When we approach “Unit of Work” and “Code Review” with this level of scrutiny, we find that few bugs make it into the codebase. In an odd way, QA becomes more like a game: The Developer and Reviewer “dare” the QA Engineer to find a bug, and the QA Engineer accepts the challenge in the same spirit, testing it from every angle possible, hoping to “taunt” slightly if and when they do find a bug. We’re very proud of the fact that very few bugs make it out our front door because of this process.

We apply a similar approach for the other types of work that we produce (UI/UX designs, publications, blog posts, marketing materials, etc.) because it has a proven track record. Even though I’m one of the company’s main proofreaders and editors, I know that this article will have been reviewed by at least two others. Every word, phrase, sentence, and paragraph will be the best that it can possibly be because other people will have contributed their time and talent in reviewing, improving, and/or re-shaping it.

All this points to another secret that underpins our approach to quality, summed up by Tonic Value #4: “We approach problems as a team.” QA (and Code Reviewers and Proofreaders and Editors) don’t sit in some place that separates and isolates them from everyone else.

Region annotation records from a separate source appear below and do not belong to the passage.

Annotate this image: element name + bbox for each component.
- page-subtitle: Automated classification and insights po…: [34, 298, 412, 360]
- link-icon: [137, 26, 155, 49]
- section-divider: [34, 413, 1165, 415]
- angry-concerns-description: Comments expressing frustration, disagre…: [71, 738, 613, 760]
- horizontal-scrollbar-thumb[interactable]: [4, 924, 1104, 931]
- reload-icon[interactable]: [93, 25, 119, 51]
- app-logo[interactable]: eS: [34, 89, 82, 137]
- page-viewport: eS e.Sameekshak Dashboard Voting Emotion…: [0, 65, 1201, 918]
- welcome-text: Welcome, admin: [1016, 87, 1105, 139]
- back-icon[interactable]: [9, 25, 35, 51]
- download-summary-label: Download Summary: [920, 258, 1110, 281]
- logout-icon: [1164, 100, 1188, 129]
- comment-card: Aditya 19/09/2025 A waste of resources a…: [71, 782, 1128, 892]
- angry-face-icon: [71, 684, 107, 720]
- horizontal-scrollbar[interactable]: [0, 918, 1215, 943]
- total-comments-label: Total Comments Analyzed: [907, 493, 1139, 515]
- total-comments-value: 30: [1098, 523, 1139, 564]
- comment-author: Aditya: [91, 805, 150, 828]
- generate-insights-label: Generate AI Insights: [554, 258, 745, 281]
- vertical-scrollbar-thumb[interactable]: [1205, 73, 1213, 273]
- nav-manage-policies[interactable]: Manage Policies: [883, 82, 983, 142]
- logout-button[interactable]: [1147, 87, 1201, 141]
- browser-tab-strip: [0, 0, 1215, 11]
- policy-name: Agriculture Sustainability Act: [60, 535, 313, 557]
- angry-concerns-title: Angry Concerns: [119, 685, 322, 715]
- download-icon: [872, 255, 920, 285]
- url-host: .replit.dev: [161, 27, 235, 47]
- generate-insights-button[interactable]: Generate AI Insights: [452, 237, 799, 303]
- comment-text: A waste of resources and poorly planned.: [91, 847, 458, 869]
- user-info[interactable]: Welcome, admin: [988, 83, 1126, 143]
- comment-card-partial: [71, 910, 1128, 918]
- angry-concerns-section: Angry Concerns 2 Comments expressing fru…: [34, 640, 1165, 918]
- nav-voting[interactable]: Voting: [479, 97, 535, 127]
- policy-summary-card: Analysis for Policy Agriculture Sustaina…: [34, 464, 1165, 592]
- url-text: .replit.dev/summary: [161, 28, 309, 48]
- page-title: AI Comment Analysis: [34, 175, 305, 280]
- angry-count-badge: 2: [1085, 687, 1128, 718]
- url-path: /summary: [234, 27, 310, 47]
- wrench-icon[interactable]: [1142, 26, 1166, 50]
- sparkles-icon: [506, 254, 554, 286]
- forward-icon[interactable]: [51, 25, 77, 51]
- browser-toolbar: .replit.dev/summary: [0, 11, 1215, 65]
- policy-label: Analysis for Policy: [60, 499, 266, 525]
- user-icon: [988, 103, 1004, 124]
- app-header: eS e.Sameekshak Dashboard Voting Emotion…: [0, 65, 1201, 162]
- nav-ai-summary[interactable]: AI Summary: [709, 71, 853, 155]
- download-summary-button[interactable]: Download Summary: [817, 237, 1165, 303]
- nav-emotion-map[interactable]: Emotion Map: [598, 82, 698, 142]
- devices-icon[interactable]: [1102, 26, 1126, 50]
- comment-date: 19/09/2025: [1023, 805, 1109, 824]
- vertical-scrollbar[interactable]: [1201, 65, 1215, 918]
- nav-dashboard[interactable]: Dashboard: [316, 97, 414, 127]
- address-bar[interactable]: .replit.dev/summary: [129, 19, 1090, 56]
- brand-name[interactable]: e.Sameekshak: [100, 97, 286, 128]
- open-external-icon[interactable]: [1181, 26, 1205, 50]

Instead, the QA Engineer sits in the same quad as the rest of the Development Team on every project. At least one Senior QA Engineer actually switches desks throughout the day, to ensure that she’s right in the middle of the team that she’s working with. No one in the company can solve any problem or do their highest-quality work without input, feedback, and assistance from others.

So there you have it: Tonic’s Secret to High Quality: Three Sets of Eyes, aka Teamwork and Trust.